The UN CBD gathers every two years at the Conference of the Parties (COP, also known as ‘Biodiversity COP’), a pivotal moment where governments come together to review progress and make decisions about the future of our planet. They are critical moments for collaboration, advocacy and action by various stakeholders, including business.
At the UN CBD COP15, held in Montreal, Canada in 2022, governments adopted the Kunming-Montreal Global Biodiversity Framework – a landmark agreement to halt and reverse nature loss by 2030.
The role of business
Businesses have a critical role to play at the UN CBD COPs, calling for political ambition and turning commitments into action. Their leadership is crucial in demonstrating that ambitious global policies are both necessary and achievable.
We saw this in action at UN CBD COP15, where Business for Nature convened leading businesses to convince governments raise the ambition for business action in Target 15.
Target 15 commits governments to require large companies and financial institutions to assess and disclose their nature-related risks, impacts and dependencies on nature.
At UN CBD COP16 in 2024, our coalition convened over 230 companies, representing $1.7 trillion in revenue to call on governments to accelerate implementation of the Global Biodiversity Framework.

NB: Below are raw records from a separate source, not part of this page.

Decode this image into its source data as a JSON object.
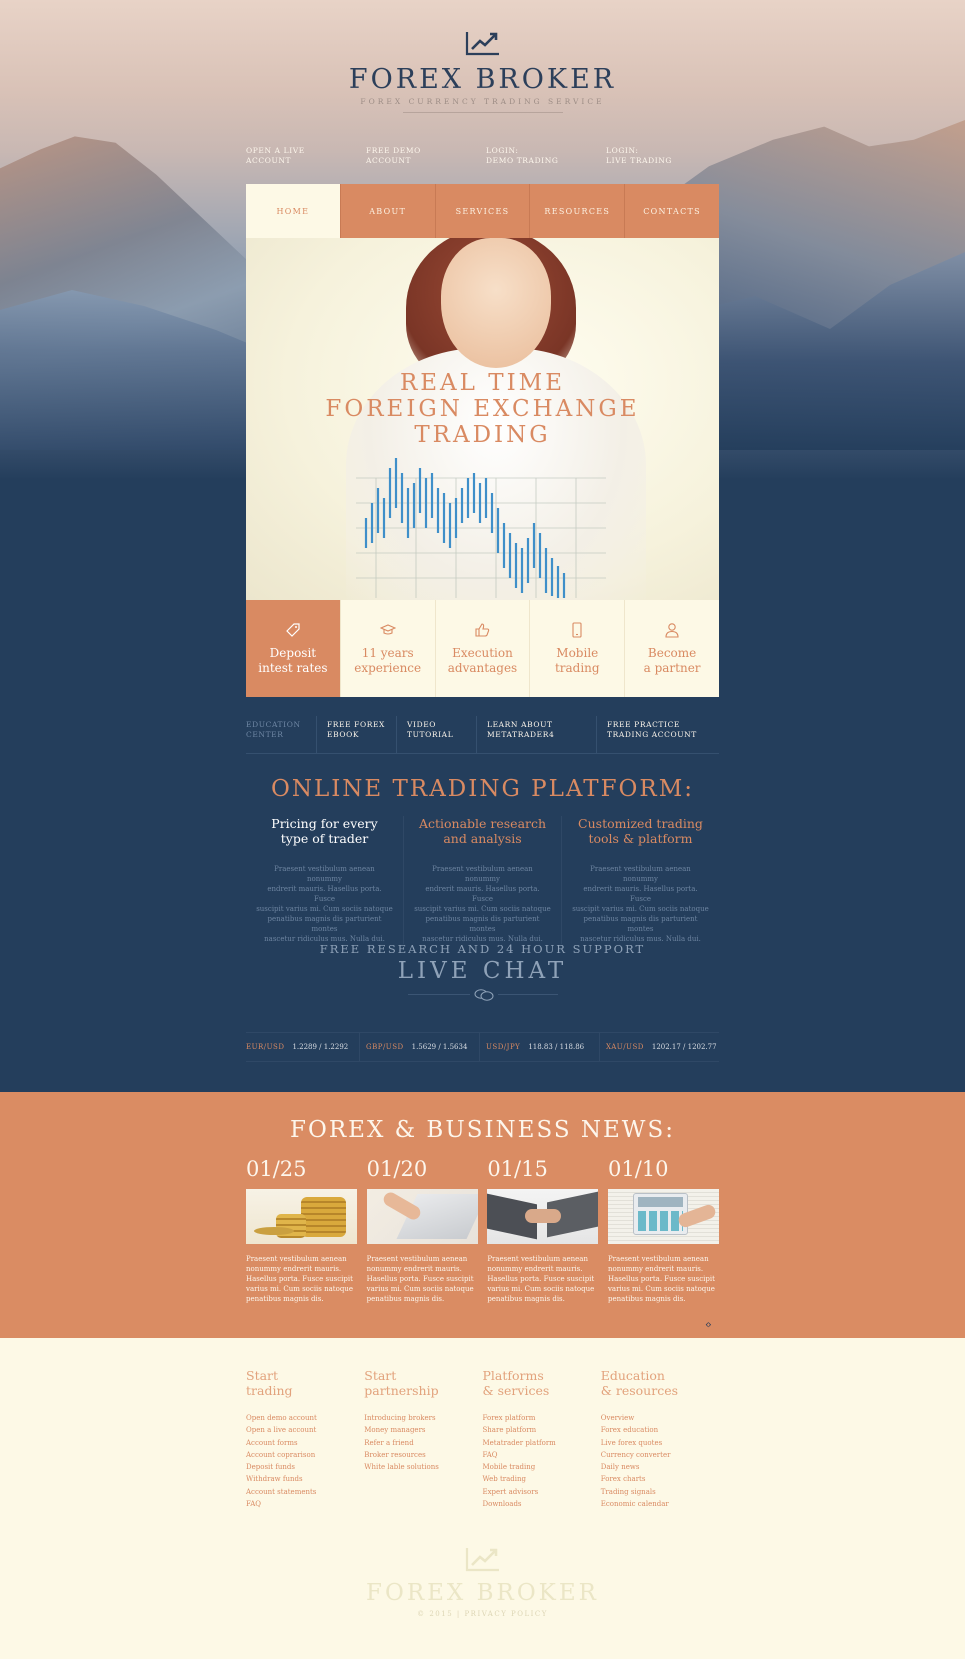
{
  "brand": {
    "name": "FOREX BROKER",
    "tagline": "FOREX CURRENCY TRADING SERVICE",
    "icon": "chart-up-icon",
    "accent": "#d98a62",
    "navy": "#243e5c"
  },
  "top_links": [
    {
      "line1": "OPEN A LIVE",
      "line2": "ACCOUNT"
    },
    {
      "line1": "FREE DEMO",
      "line2": "ACCOUNT"
    },
    {
      "line1": "LOGIN:",
      "line2": "DEMO TRADING"
    },
    {
      "line1": "LOGIN:",
      "line2": "LIVE TRADING"
    }
  ],
  "nav": [
    "HOME",
    "ABOUT",
    "SERVICES",
    "RESOURCES",
    "CONTACTS"
  ],
  "hero": {
    "line1": "REAL TIME",
    "line2": "FOREIGN EXCHANGE",
    "line3": "TRADING"
  },
  "features": [
    {
      "icon": "tag-icon",
      "line1": "Deposit",
      "line2": "intest rates"
    },
    {
      "icon": "graduation-cap-icon",
      "line1": "11 years",
      "line2": "experience"
    },
    {
      "icon": "thumbs-up-icon",
      "line1": "Execution",
      "line2": "advantages"
    },
    {
      "icon": "mobile-icon",
      "line1": "Mobile",
      "line2": "trading"
    },
    {
      "icon": "user-icon",
      "line1": "Become",
      "line2": "a partner"
    }
  ],
  "education": [
    {
      "line1": "EDUCATION",
      "line2": "CENTER"
    },
    {
      "line1": "FREE FOREX",
      "line2": "EBOOK"
    },
    {
      "line1": "VIDEO",
      "line2": "TUTORIAL"
    },
    {
      "line1": "LEARN ABOUT",
      "line2": "METATRADER4"
    },
    {
      "line1": "FREE PRACTICE",
      "line2": "TRADING ACCOUNT"
    }
  ],
  "platform": {
    "title": "ONLINE TRADING PLATFORM:",
    "columns": [
      {
        "line1": "Pricing for every",
        "line2": "type of trader",
        "text": [
          "Praesent vestibulum aenean nonummy",
          "endrerit mauris. Hasellus porta. Fusce",
          "suscipit varius mi. Cum sociis natoque",
          "penatibus magnis dis parturient montes",
          "nascetur ridiculus mus. Nulla dui."
        ]
      },
      {
        "line1": "Actionable research",
        "line2": "and analysis",
        "text": [
          "Praesent vestibulum aenean nonummy",
          "endrerit mauris. Hasellus porta. Fusce",
          "suscipit varius mi. Cum sociis natoque",
          "penatibus magnis dis parturient montes",
          "nascetur ridiculus mus. Nulla dui."
        ]
      },
      {
        "line1": "Customized trading",
        "line2": "tools & platform",
        "text": [
          "Praesent vestibulum aenean nonummy",
          "endrerit mauris. Hasellus porta. Fusce",
          "suscipit varius mi. Cum sociis natoque",
          "penatibus magnis dis parturient montes",
          "nascetur ridiculus mus. Nulla dui."
        ]
      }
    ]
  },
  "support": {
    "subtitle": "FREE RESEARCH AND 24 HOUR SUPPORT",
    "title": "LIVE CHAT"
  },
  "ticker": [
    {
      "pair": "EUR/USD",
      "value": "1.2289 / 1.2292"
    },
    {
      "pair": "GBP/USD",
      "value": "1.5629 / 1.5634"
    },
    {
      "pair": "USD/JPY",
      "value": "118.83 / 118.86"
    },
    {
      "pair": "XAU/USD",
      "value": "1202.17 / 1202.77"
    }
  ],
  "news": {
    "title": "FOREX & BUSINESS NEWS:",
    "items": [
      {
        "date": "01/25",
        "image": "gold-coins",
        "text": [
          "Praesent vestibulum aenean",
          "nonummy endrerit mauris.",
          "Hasellus porta. Fusce suscipit",
          "varius mi. Cum sociis natoque",
          "penatibus magnis dis."
        ]
      },
      {
        "date": "01/20",
        "image": "laptop-typing",
        "text": [
          "Praesent vestibulum aenean",
          "nonummy endrerit mauris.",
          "Hasellus porta. Fusce suscipit",
          "varius mi. Cum sociis natoque",
          "penatibus magnis dis."
        ]
      },
      {
        "date": "01/15",
        "image": "handshake",
        "text": [
          "Praesent vestibulum aenean",
          "nonummy endrerit mauris.",
          "Hasellus porta. Fusce suscipit",
          "varius mi. Cum sociis natoque",
          "penatibus magnis dis."
        ]
      },
      {
        "date": "01/10",
        "image": "calculator",
        "text": [
          "Praesent vestibulum aenean",
          "nonummy endrerit mauris.",
          "Hasellus porta. Fusce suscipit",
          "varius mi. Cum sociis natoque",
          "penatibus magnis dis."
        ]
      }
    ],
    "arrows": "‹›"
  },
  "footer": {
    "columns": [
      {
        "line1": "Start",
        "line2": "trading",
        "links": [
          "Open demo account",
          "Open a live account",
          "Account forms",
          "Account coprarison",
          "Deposit funds",
          "Withdraw funds",
          "Account statements",
          "FAQ"
        ]
      },
      {
        "line1": "Start",
        "line2": "partnership",
        "links": [
          "Introducing brokers",
          "Money managers",
          "Refer a friend",
          "Broker resources",
          "White lable solutions"
        ]
      },
      {
        "line1": "Platforms",
        "line2": "& services",
        "links": [
          "Forex platform",
          "Share platform",
          "Metatrader platform",
          "FAQ",
          "Mobile trading",
          "Web trading",
          "Expert advisors",
          "Downloads"
        ]
      },
      {
        "line1": "Education",
        "line2": "& resources",
        "links": [
          "Overview",
          "Forex education",
          "Live forex quotes",
          "Currency converter",
          "Daily news",
          "Forex charts",
          "Trading signals",
          "Economic calendar"
        ]
      }
    ],
    "brand": "FOREX BROKER",
    "copyright": "© 2015 | PRIVACY POLICY"
  }
}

Recent biodiversity COP developments
COP16 in Colombia and its resumed session, COP16.2 in Rome, underscored the urgent need for accelerated action to address the biodiversity finance gap, building on Colombia's "Peace with Nature" leadership.
Key outcomes include:
Establishing a finance roadmap to unlock at least $200 billion annually by 2030
The launch of the Cali Fund for private sector finance and benefit-sharing
Governments reaffirming their commitment to reforming environmentally harmful subsidies.
These CBD COPs also saw increased business and finance participation, a push to integrate climate and nature agendas, and enhanced monitoring for the Global Biodiversity Framework. While progress was made, big gaps remain that public and private sectors must work together to address.
We call on businesses to actively and responsibly engage with policy, join collective calls for action and advocate for specific policies.
Looking ahead
The momentum for nature action continues towards the United Nations Framework Convention on Climate Change (UNFCCC) - COP30 in Belém, Brazil and the UN CBD COP17 due to take place in Armenia in 2026.
Although COP30 is a climate COP, its location in the most biodiverse region of the world’s most biodiverse country makes it an opportunity to bring the interconnected crises of climate change, nature loss and social inequality together on the global agenda.
These COPs will be crucial for implementing policies and securing financial flows which benefit people, nature and business.